Happiness is the music played by the pianist at the entrance to a Venusian bordello. It has the bittersweet chord structure of an Edith Piaff song, allied with a glum jollity. The union of these two rather unlikely elements makes for a song you'll be whistling for days afterwards. I guarantee it.

Rat Poison features the delightfully dreary sounding vocals of Poppy Fields over a song reminiscent of The Clash on downers, telling the tale of a murderous, if somewhat unsuccessful, wife/spouse/girlfriend. I love this track for its dour mood and the upbeat Mattoidal choir at the end of the song. This really is the ghost of the Mothers Of Invention at full throttle.
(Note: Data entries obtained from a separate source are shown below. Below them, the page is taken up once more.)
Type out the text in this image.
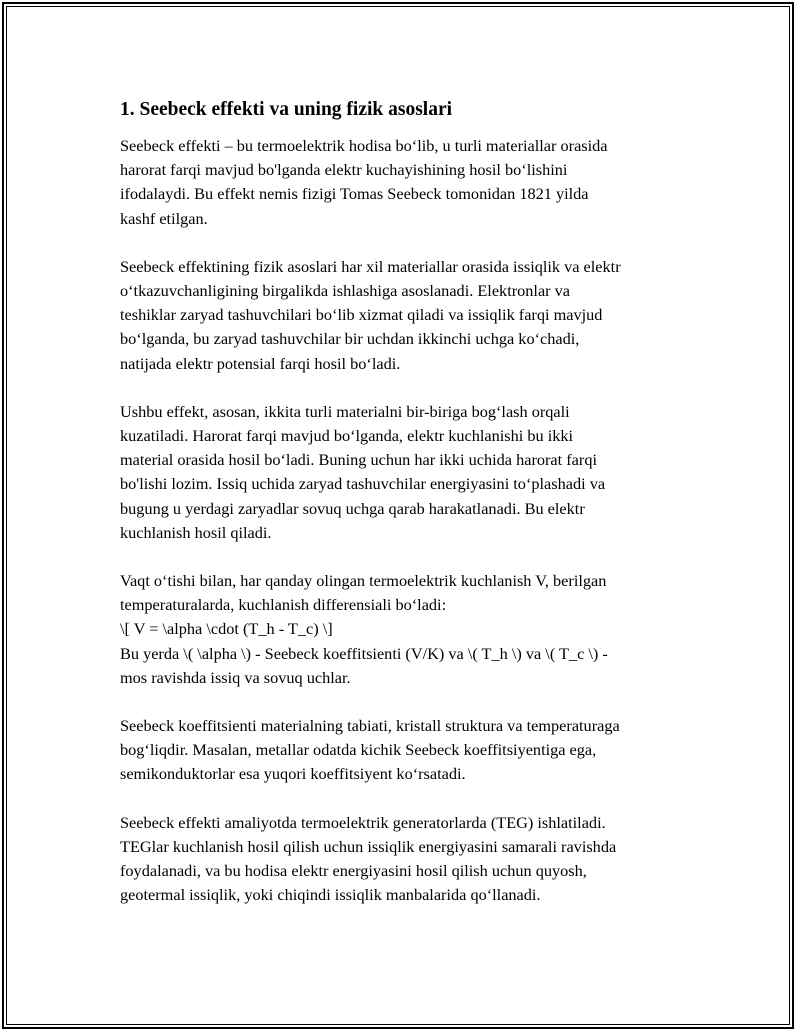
1. Seebeck effekti va uning fizik asoslari

Seebeck effekti – bu termoelektrik hodisa bo‘lib, u turli materiallar orasida
harorat farqi mavjud bo'lganda elektr kuchayishining hosil bo‘lishini
ifodalaydi. Bu effekt nemis fizigi Tomas Seebeck tomonidan 1821 yilda
kashf etilgan.

Seebeck effektining fizik asoslari har xil materiallar orasida issiqlik va elektr
o‘tkazuvchanligining birgalikda ishlashiga asoslanadi. Elektronlar va
teshiklar zaryad tashuvchilari bo‘lib xizmat qiladi va issiqlik farqi mavjud
bo‘lganda, bu zaryad tashuvchilar bir uchdan ikkinchi uchga ko‘chadi,
natijada elektr potensial farqi hosil bo‘ladi.

Ushbu effekt, asosan, ikkita turli materialni bir-biriga bog‘lash orqali
kuzatiladi. Harorat farqi mavjud bo‘lganda, elektr kuchlanishi bu ikki
material orasida hosil bo‘ladi. Buning uchun har ikki uchida harorat farqi
bo'lishi lozim. Issiq uchida zaryad tashuvchilar energiyasini to‘plashadi va
bugung u yerdagi zaryadlar sovuq uchga qarab harakatlanadi. Bu elektr
kuchlanish hosil qiladi.

Vaqt o‘tishi bilan, har qanday olingan termoelektrik kuchlanish V, berilgan
temperaturalarda, kuchlanish differensiali bo‘ladi:
\[ V = \alpha \cdot (T_h - T_c) \]
Bu yerda \( \alpha \) - Seebeck koeffitsienti (V/K) va \( T_h \) va \( T_c \) -
mos ravishda issiq va sovuq uchlar.

Seebeck koeffitsienti materialning tabiati, kristall struktura va temperaturaga
bog‘liqdir. Masalan, metallar odatda kichik Seebeck koeffitsiyentiga ega,
semikonduktorlar esa yuqori koeffitsiyent ko‘rsatadi.

Seebeck effekti amaliyotda termoelektrik generatorlarda (TEG) ishlatiladi.
TEGlar kuchlanish hosil qilish uchun issiqlik energiyasini samarali ravishda
foydalanadi, va bu hodisa elektr energiyasini hosil qilish uchun quyosh,
geotermal issiqlik, yoki chiqindi issiqlik manbalarida qo‘llanadi.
Ditto Blue Suede Shoes, which is not a cover version of the Presley song, but rather a ditty which could have been lifted from The Stranglers' Rattus Norvegicus album. Apparently, young Mr. Mattoid will die with a smile on his face, having shuffled off this mortal coil courtesy of being "high on drugs and booze", whilst he wishes that "they hire a band from Mexico/To play my funeral polka".

Righty-ho, Mattoid, m'lad…keep taking the tablets.
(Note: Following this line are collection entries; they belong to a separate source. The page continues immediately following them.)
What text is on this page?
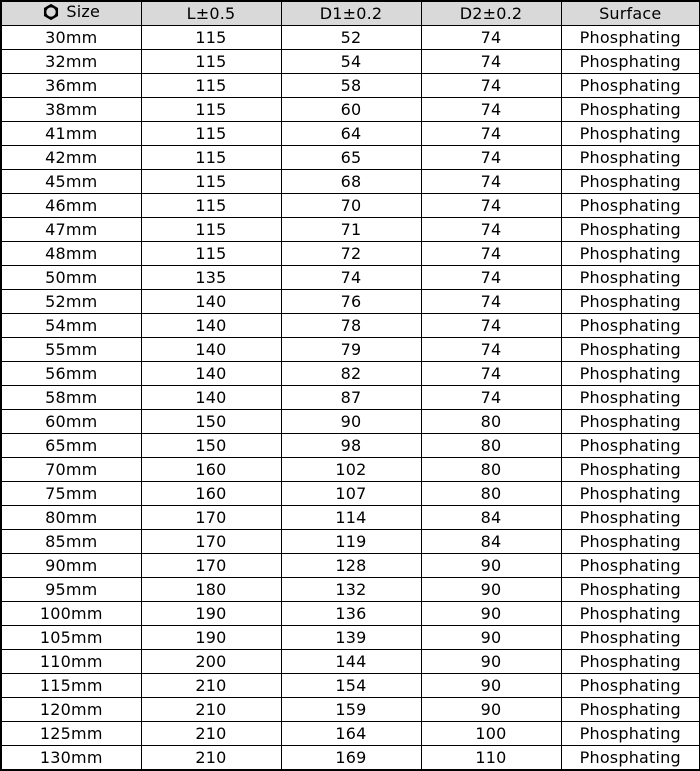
Size	L±0.5	D1±0.2	D2±0.2	Surface
30mm	115	52	74	Phosphating
32mm	115	54	74	Phosphating
36mm	115	58	74	Phosphating
38mm	115	60	74	Phosphating
41mm	115	64	74	Phosphating
42mm	115	65	74	Phosphating
45mm	115	68	74	Phosphating
46mm	115	70	74	Phosphating
47mm	115	71	74	Phosphating
48mm	115	72	74	Phosphating
50mm	135	74	74	Phosphating
52mm	140	76	74	Phosphating
54mm	140	78	74	Phosphating
55mm	140	79	74	Phosphating
56mm	140	82	74	Phosphating
58mm	140	87	74	Phosphating
60mm	150	90	80	Phosphating
65mm	150	98	80	Phosphating
70mm	160	102	80	Phosphating
75mm	160	107	80	Phosphating
80mm	170	114	84	Phosphating
85mm	170	119	84	Phosphating
90mm	170	128	90	Phosphating
95mm	180	132	90	Phosphating
100mm	190	136	90	Phosphating
105mm	190	139	90	Phosphating
110mm	200	144	90	Phosphating
115mm	210	154	90	Phosphating
120mm	210	159	90	Phosphating
125mm	210	164	100	Phosphating
130mm	210	169	110	Phosphating
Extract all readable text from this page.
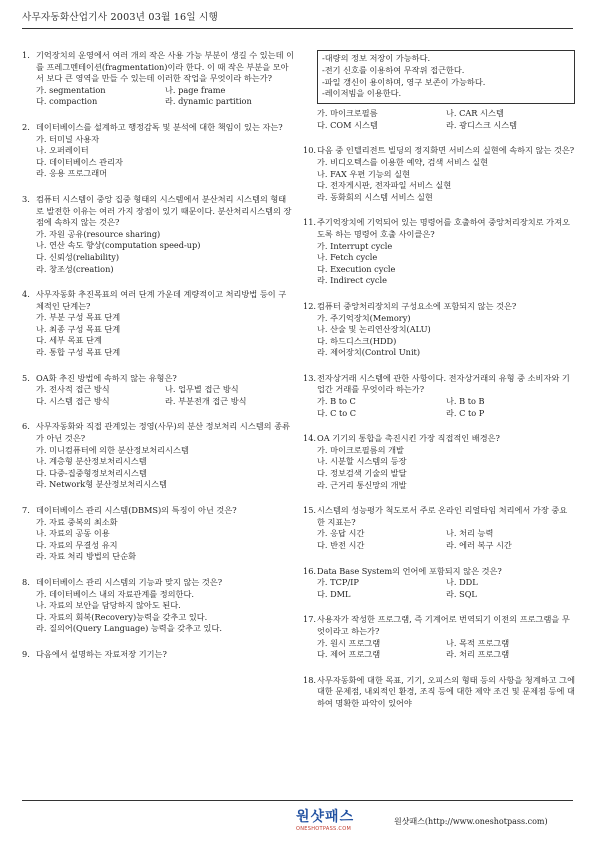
사무자동화산업기사 2003년 03월 16일 시행
1. 기억장치의 운영에서 여러 개의 작은 사용 가능 부분이 생길 수 있는데 이를 프레그멘테이션(fragmentation)이라 한다. 이 때 작은 부분을 모아서 보다 큰 영역을 만들 수 있는데 이러한 작업을 무엇이라 하는가?
가. segmentation	나. page frame
다. compaction	라. dynamic partition
2. 데이터베이스를 설계하고 행정감독 및 분석에 대한 책임이 있는 자는?
가. 터미널 사용자
나. 오퍼레이터
다. 데이터베이스 관리자
라. 응용 프로그래머
3. 컴퓨터 시스템이 중앙 집중 형태의 시스템에서 분산처리 시스템의 형태로 발전한 이유는 여러 가지 장점이 있기 때문이다. 분산처리시스템의 장점에 속하지 않는 것은?
가. 자원 공유(resource sharing)
나. 연산 속도 향상(computation speed-up)
다. 신뢰성(reliability)
라. 창조성(creation)
4. 사무자동화 추진목표의 여러 단계 가운데 계량적이고 처리방법 등이 구체적인 단계는?
가. 부분 구성 목표 단계
나. 최종 구성 목표 단계
다. 세부 목표 단계
라. 통합 구성 목표 단계
5. OA화 추진 방법에 속하지 않는 유형은?
가. 전사적 접근 방식	나. 업무별 접근 방식
다. 시스템 접근 방식	라. 부분전개 접근 방식
6. 사무자동화와 직접 관계있는 정영(사무)의 분산 정보처리 시스템의 종류가 아닌 것은?
가. 미니컴퓨터에 의한 분산정보처리시스템
나. 계층형 분산정보처리시스템
다. 다중-집중형정보처리시스템
라. Network형 분산정보처리시스템
7. 데이터베이스 관리 시스템(DBMS)의 특징이 아닌 것은?
가. 자료 중복의 최소화
나. 자료의 공동 이용
다. 자료의 무결성 유지
라. 자료 처리 방법의 단순화
8. 데이터베이스 관리 시스템의 기능과 맞지 않는 것은?
가. 데이터베이스 내의 자료관계를 정의한다.
나. 자료의 보안을 담당하지 않아도 된다.
다. 자료의 회복(Recovery)능력을 갖추고 있다.
라. 질의어(Query Language) 능력을 갖추고 있다.
9. 다음에서 설명하는 자료저장 기기는?
-대량의 정보 저장이 가능하다.
-전기 신호를 이용하여 무작위 접근한다.
-파일 갱신이 용이하며, 영구 보존이 가능하다.
-레이저빔을 이용한다.
가. 마이크로필름	나. CAR 시스템
다. COM 시스템	라. 광디스크 시스템
10. 다음 중 인텔리전트 빌딩의 정지화면 서비스의 실현에 속하지 않는 것은?
가. 비디오텍스를 이용한 예약, 검색 서비스 실현
나. FAX 우편 기능의 실현
다. 전자게시판, 전자파일 서비스 실현
라. 동화회의 시스템 서비스 실현
11. 주기억장치에 기억되어 있는 명령어를 호출하여 중앙처리장치로 가져오도록 하는 명령어 호출 사이클은?
가. Interrupt cycle
나. Fetch cycle
다. Execution cycle
라. Indirect cycle
12. 컴퓨터 중앙처리장치의 구성요소에 포함되지 않는 것은?
가. 주기억장치(Memory)
나. 산술 및 논리연산장치(ALU)
다. 하드디스크(HDD)
라. 제어장치(Control Unit)
13. 전자상거래 시스템에 관한 사항이다. 전자상거래의 유형 중 소비자와 기업간 거래를 무엇이라 하는가?
가. B to C	나. B to B
다. C to C	라. C to P
14. OA 기기의 통합을 촉진시킨 가장 직접적인 배경은?
가. 마이크로필름의 개발
나. 시분할 시스템의 등장
다. 정보검색 기술의 발달
라. 근거리 통신망의 개발
15. 시스템의 성능평가 척도로서 주로 온라인 리얼타임 처리에서 가장 중요한 지표는?
가. 응답 시간	나. 처리 능력
다. 반전 시간	라. 에러 복구 시간
16. Data Base System의 언어에 포함되지 않은 것은?
가. TCP/IP	나. DDL
다. DML	라. SQL
17. 사용자가 작성한 프로그램, 즉 기계어로 번역되기 이전의 프로그램을 무엇이라고 하는가?
가. 원시 프로그램	나. 목적 프로그램
다. 제어 프로그램	라. 처리 프로그램
18. 사무자동화에 대한 목표, 기기, 오피스의 형태 등의 사항을 청계하고 그에 대한 문제점, 내외적인 환경, 조직 등에 대한 제약 조건 및 문제점 등에 대하여 명확한 파악이 있어야
원샷패스
ONESHOTPASS.COM
원샷패스(http://www.oneshotpass.com)
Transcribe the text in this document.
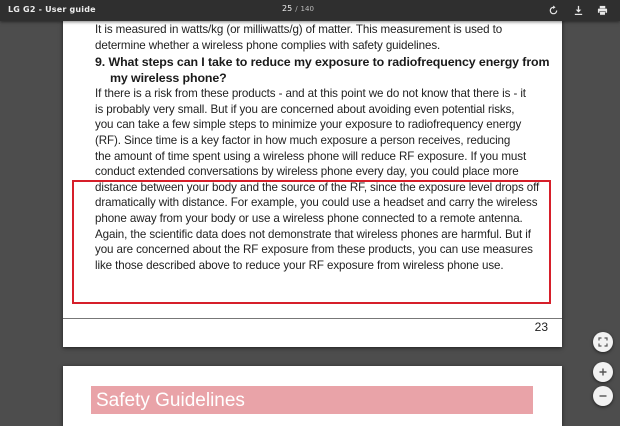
LG G2 - User guide	25 / 140

It is measured in watts/kg (or milliwatts/g) of matter. This measurement is used to

determine whether a wireless phone complies with safety guidelines.

9. What steps can I take to reduce my exposure to radiofrequency energy from
my wireless phone?

If there is a risk from these products - and at this point we do not know that there is - it

is probably very small. But if you are concerned about avoiding even potential risks,

you can take a few simple steps to minimize your exposure to radiofrequency energy

(RF). Since time is a key factor in how much exposure a person receives, reducing

the amount of time spent using a wireless phone will reduce RF exposure. If you must

conduct extended conversations by wireless phone every day, you could place more

distance between your body and the source of the RF, since the exposure level drops off

dramatically with distance. For example, you could use a headset and carry the wireless

phone away from your body or use a wireless phone connected to a remote antenna.

Again, the scientific data does not demonstrate that wireless phones are harmful. But if

you are concerned about the RF exposure from these products, you can use measures

like those described above to reduce your RF exposure from wireless phone use.

23
Safety Guidelines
Party Time continues this disturbingly attractive glimpse into the daily life on Planet Mattoid, where he invites the listener to "Drink your drinks/And eat your eats/It's party time" and then to "Crap your craps/And fuck your fucks/It's party time". The closer, Eagle Hi finds The Mattoid singing along with a simple guitar backing, although his vision of devils and angels "making love with desire" may not have been inspired by a high sugar diet.

The casual listener may dismiss Hello on first listen, but it deserves a second play…and then a third, fourth and fifth, because there's something very special lurking beneath the Scandinavian accent and quirky musical content. I love this album; it's weird (God's teeth, is it weird), funny, punky, steeped in innocent melancholia and (Hallelujah!) original and fresh, even with its nods to a few artists and genres.
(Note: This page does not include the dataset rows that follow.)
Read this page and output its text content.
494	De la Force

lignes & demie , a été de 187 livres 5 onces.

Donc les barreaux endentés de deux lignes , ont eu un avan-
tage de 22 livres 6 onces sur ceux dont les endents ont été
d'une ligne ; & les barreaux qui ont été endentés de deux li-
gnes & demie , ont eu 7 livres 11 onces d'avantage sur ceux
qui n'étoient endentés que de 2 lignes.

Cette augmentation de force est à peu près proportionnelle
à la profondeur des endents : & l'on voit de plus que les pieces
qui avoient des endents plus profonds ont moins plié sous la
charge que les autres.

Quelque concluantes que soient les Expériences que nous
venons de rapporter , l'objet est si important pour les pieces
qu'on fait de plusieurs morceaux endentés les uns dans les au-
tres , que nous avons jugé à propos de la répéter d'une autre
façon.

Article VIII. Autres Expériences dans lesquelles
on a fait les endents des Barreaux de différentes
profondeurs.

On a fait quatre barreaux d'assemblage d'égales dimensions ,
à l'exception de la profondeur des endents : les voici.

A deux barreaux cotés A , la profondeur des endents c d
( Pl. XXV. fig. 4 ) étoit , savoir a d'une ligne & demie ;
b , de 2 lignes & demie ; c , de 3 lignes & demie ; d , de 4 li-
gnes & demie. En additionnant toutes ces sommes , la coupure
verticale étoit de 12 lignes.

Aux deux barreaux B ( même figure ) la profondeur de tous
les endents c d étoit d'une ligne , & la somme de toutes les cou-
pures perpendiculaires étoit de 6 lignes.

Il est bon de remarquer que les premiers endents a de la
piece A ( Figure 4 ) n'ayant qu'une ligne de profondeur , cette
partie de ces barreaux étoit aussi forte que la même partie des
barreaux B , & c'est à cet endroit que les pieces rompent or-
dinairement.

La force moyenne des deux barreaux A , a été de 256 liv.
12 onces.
All of the avid and adoring readers of my other reviews for The Sponge (hello to you both) will know that I'm always up for a bit of oddness. Should you be of the same persuasion, I implore you to buy this album. I can't wait for the guy to tour in the UK so I can get close enough to see if he's grinning all over his face as he sings this stuff. If he doesn't, then we're all in trouble, folks.

Because it means that they really have landed and are walking amongst us.